Inspiration

The Last Planet was inspired by the idea of making survival games feel alive, emotional, and reactive instead of purely mechanical.

Most survival and simulation games focus on building structures or optimizing resources, but rarely make players feel like they are shaping something truly living.

The game takes inspiration from ecosystem simulations, evolution systems, and mobile-friendly strategy games, but reimagines them through a single emotional lens: growth under pressure.

What it does

The Last Planet is a mobile survival and resource management game where players restore life on a dying alien world by evolving a living ecosystem.

The player begins with a single Life Core and limited resources. From there, they explore the planet, collect genetic materials, and evolve organisms that adapt to their choices.

Every decision shapes the ecosystem.

Plants may produce oxygen but consume energy Creatures may protect life but require rare resources Fast growth may destabilize the environment

Instead of building structures, the player builds life.

The world reacts dynamically to every choice, creating an evolving ecosystem that feels unique to each player.

How we built it

The game is designed as a modular simulation system centered around four core mechanics:

Exploration system (drone-based resource discovery) Resource management (Energy, Biomass, Genetic Material) Evolution system (trait combination mechanics) Event system (dynamic environmental survival challenges)

The experience is structured around a simple gameplay loop:

Explore → Collect → Evolve → Survive → Expand

All systems are designed for mobile-first interaction, focusing on short sessions (5–10 minutes) while maintaining long-term progression through persistent ecosystem evolution.

Challenges we ran into

The biggest challenge was balancing complexity with clarity.

Early versions of the design had too many systems interacting at once, which made the experience difficult to understand quickly. We had to simplify the core loop into a single readable action chain:

Send → Collect → Evolve → React

Another challenge was ensuring the evolution system felt meaningful without becoming overly complex or algorithm-heavy.
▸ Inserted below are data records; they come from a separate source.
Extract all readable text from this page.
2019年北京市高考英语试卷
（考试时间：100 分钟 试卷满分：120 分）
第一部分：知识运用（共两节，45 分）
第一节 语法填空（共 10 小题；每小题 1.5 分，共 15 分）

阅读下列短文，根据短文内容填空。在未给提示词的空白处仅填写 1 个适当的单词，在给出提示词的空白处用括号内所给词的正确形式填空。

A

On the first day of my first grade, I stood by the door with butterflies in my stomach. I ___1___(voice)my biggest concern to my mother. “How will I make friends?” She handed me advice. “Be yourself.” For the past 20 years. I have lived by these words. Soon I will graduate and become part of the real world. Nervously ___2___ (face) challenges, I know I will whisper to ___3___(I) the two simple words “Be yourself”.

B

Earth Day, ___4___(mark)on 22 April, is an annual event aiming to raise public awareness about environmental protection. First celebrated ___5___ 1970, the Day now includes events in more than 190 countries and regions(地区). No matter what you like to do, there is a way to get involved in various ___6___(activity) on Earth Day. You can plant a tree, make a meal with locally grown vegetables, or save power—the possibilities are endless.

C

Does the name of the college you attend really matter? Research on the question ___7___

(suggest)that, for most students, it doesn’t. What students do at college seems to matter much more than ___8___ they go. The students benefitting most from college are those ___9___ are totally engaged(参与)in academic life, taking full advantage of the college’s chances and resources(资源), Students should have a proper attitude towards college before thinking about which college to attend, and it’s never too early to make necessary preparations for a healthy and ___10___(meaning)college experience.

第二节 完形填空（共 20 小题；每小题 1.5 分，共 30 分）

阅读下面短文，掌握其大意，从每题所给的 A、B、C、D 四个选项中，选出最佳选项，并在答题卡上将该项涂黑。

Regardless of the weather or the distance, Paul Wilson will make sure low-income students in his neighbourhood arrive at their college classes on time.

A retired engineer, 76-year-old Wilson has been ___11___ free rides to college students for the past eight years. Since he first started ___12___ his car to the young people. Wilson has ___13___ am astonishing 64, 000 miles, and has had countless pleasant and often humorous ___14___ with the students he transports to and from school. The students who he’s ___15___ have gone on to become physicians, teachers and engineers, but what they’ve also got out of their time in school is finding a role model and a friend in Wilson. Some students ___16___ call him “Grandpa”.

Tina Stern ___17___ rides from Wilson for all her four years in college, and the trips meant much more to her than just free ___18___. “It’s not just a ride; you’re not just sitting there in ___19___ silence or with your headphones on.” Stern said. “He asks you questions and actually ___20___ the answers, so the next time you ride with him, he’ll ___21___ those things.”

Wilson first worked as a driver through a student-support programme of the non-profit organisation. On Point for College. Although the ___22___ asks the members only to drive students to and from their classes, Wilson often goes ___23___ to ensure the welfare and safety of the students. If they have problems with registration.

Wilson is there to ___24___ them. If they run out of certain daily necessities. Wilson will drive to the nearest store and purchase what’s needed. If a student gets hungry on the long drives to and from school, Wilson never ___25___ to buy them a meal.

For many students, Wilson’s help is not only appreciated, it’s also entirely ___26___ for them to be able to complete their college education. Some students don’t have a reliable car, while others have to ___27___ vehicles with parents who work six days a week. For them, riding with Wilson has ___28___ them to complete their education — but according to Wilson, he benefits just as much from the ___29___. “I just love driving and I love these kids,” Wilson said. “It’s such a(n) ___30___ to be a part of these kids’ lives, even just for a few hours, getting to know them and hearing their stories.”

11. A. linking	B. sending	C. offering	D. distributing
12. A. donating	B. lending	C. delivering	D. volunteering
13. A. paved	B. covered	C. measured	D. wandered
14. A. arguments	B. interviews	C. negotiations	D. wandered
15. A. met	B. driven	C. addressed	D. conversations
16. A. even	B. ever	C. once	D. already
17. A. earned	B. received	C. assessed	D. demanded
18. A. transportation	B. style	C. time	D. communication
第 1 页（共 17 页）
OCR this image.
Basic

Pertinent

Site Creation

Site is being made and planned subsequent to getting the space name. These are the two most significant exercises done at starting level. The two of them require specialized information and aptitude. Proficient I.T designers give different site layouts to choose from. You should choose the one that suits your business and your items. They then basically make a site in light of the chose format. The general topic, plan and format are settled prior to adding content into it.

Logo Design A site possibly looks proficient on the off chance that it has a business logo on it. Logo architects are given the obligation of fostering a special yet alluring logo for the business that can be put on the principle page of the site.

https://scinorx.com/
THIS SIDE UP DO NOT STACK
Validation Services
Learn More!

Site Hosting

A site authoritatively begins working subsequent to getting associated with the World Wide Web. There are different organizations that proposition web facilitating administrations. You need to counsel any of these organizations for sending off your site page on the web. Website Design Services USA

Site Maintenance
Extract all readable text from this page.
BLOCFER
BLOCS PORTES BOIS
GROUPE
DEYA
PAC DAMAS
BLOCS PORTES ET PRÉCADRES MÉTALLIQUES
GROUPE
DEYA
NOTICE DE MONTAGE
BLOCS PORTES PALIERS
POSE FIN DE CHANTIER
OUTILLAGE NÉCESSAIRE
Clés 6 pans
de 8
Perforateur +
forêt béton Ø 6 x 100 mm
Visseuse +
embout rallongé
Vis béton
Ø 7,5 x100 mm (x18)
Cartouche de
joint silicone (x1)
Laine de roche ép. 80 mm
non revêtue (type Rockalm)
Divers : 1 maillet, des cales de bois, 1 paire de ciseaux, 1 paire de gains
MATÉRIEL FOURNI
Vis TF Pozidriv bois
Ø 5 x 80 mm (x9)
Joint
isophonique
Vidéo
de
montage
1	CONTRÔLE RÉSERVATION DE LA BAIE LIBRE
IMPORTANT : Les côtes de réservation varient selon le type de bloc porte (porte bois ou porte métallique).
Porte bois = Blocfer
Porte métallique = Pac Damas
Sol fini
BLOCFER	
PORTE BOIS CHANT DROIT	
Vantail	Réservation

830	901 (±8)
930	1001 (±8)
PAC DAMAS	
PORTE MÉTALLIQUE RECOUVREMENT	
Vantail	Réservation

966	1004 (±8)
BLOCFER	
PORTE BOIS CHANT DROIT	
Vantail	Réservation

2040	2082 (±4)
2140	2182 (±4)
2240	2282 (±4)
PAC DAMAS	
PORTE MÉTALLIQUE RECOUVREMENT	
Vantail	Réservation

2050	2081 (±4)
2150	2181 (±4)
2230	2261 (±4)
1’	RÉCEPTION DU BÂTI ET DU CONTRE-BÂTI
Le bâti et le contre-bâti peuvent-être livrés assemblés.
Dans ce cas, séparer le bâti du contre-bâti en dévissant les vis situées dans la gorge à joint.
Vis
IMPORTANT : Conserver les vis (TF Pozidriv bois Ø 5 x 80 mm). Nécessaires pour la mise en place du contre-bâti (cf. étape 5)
The solution was to focus on clear trait combinations with visible outcomes, rather than abstract simulation depth.

Accomplishments that we're proud of

I'm most proud of creating a system where:

  • Every player’s ecosystem becomes different
  • Every decision has visible consequences
  • The game evolves based on player behavior
  • Complex systems remain understandable at a glance

I also successfully designed a full first-15-minute experience that clearly communicates onboarding, progression, and emotional payoff within a short mobile session.

What we learned

This project taught us how important clarity is in game design.

A strong idea is not enough — it must be:

  • instantly readable
  • visually consistent
  • mechanically simple at the surface
  • emotionally meaningful in execution

I also learned how progression systems are not just about content, but about pacing complexity over time in a way players can naturally absorb.

What's next for The Last Planet

Future development would expand the ecosystem into a larger simulation world with:

Multiple planet environments (frozen, volcanic, oceanic worlds) Advanced creature behaviors and relationships Deeper genetic evolution systems Shared global ecosystem events

The long-term vision is a universe where every player’s planet becomes a unique living system shaped entirely by their decisions.